Kepala Bidang Parkir Dinas Perhubungan Kota Semarang, Andreas Caturady K, S.T., M.T., menjelaskan bahwa pembinaan ini merupakan langkah preventif dan edukatif agar para juru parkir memahami hak serta kewajibannya sesuai dengan ketentuan hukum yang berlaku.

“Kami ingin para juru parkir di Kelurahan Purwodinatan menjadi mitra kerja Dishub yang profesional. Kami menekankan pentingnya penggunaan atribut resmi, pemanfaatan parkir elektronik, serta penarikan tarif sesuai aturan. Melalui sinergi ini, kita bersama-sama mewujudkan perparkiran yang tertib, aman, sekaligus mencegah potensi kebocoran PAD,” ujar Andreas dalam keterangannya.

Untuk memperkuat materi pembinaan, Dishub Kota Semarang menggandeng tim gabungan lintas instansi sebagai narasumber. Tim tersebut terdiri dari Polrestabes Semarang, Inspektorat Kota Semarang, Satpol PP Kota Semarang, Bagian Hukum Sekretariat Daerah Kota Semarang, serta didukung penuh oleh pihak Kelurahan Purwodinatan.

Edukasi Regulasi, Berantas Pungli dan Premanisme

Dalam sesi pemaparan, masing-masing instansi memberikan pembekalan strategis sesuai bidangnya:

  • Polrestabes Semarang: Memberikan materi terkait aspek keamanan dan ketertiban masyarakat (kamtibmas), termasuk upaya pencegahan praktik pungutan liar (pungli) dan premanisme di titik-titik parkir.
  • Inspektorat Kota Semarang: Menyoroti aspek akuntabilitas dan transparansi dalam penyetoran retribusi parkir guna memastikan pendapatan daerah masuk secara optimal tanpa kebocoran.
  • Satpol PP Kota Semarang: Menyampaikan penegakan Peraturan Daerah (Perda) tentang ketertiban umum, khususnya terkait batas zonasi parkir agar tidak mengganggu fasilitas umum dan hak pejalan kaki.
  • Bagian Hukum Setda Kota Semarang: Memaparkan aspek legalitas, payung hukum pengelolaan perparkiran, serta sanksi tegas yang mengintai jika terjadi pelanggaran di lapangan.

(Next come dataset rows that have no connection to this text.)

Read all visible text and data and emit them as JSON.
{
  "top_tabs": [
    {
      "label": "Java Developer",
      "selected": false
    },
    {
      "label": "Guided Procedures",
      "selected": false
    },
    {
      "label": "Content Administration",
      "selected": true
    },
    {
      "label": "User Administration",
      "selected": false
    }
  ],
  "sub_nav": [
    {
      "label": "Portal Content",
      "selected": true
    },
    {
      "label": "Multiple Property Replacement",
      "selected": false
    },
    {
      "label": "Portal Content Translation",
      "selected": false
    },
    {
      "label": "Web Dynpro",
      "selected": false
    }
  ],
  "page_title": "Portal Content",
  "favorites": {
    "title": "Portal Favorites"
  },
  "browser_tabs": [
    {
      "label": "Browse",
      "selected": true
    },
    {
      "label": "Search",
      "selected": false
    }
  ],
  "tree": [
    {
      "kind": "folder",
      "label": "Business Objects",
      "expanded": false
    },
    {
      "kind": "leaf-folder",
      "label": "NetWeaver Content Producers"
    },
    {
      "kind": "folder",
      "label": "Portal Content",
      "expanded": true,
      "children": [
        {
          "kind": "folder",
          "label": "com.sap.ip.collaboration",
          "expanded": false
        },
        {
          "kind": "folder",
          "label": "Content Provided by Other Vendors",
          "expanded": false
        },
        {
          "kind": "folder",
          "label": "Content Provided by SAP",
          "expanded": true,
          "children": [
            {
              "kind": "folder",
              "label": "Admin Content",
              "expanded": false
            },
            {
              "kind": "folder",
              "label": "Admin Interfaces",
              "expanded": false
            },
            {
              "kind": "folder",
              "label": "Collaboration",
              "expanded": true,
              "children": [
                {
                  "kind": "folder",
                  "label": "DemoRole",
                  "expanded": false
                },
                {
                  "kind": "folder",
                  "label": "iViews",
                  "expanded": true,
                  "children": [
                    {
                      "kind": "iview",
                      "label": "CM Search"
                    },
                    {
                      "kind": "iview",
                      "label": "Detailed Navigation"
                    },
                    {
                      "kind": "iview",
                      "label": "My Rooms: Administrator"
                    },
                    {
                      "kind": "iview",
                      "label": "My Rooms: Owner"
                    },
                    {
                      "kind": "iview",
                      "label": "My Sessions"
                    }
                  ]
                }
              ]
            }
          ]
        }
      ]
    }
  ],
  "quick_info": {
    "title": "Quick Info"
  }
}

Selain pembinaan mengenai regulasi konvensional, Dishub Kota Semarang juga memanfaatkan momentum ini untuk memperkenalkan dan memperluas sistem pembayaran digital berbasis QRIS. Penerapan teknologi digital ini diharapkan mampu mendukung program Smart City Kota Semarang dengan menyajikan kemudahan serta transparansi transaksi bagi warga.

Apresiasi dan Harapan Wilayah

Pihak Kelurahan Purwodinatan menyambut positif pelaksanaan kegiatan pembinaan terpadu ini. Melalui edukasi yang dilakukan secara berkala, diharapkan kawasan Purwodinatan dapat menjadi lebih tertata, arus lalu lintas semakin lancar, serta mampu meminimalkan potensi gesekan sosial antara juru parkir dan pengguna jalan.

Sinergi kuat antara Dishub, aparat penegak hukum, pengawas internal, dan pemerintah wilayah ini diharapkan menjadi pondasi utama mewujudkan tata kelola parkir di Kota Atlas yang aman, transparan, dan profesional.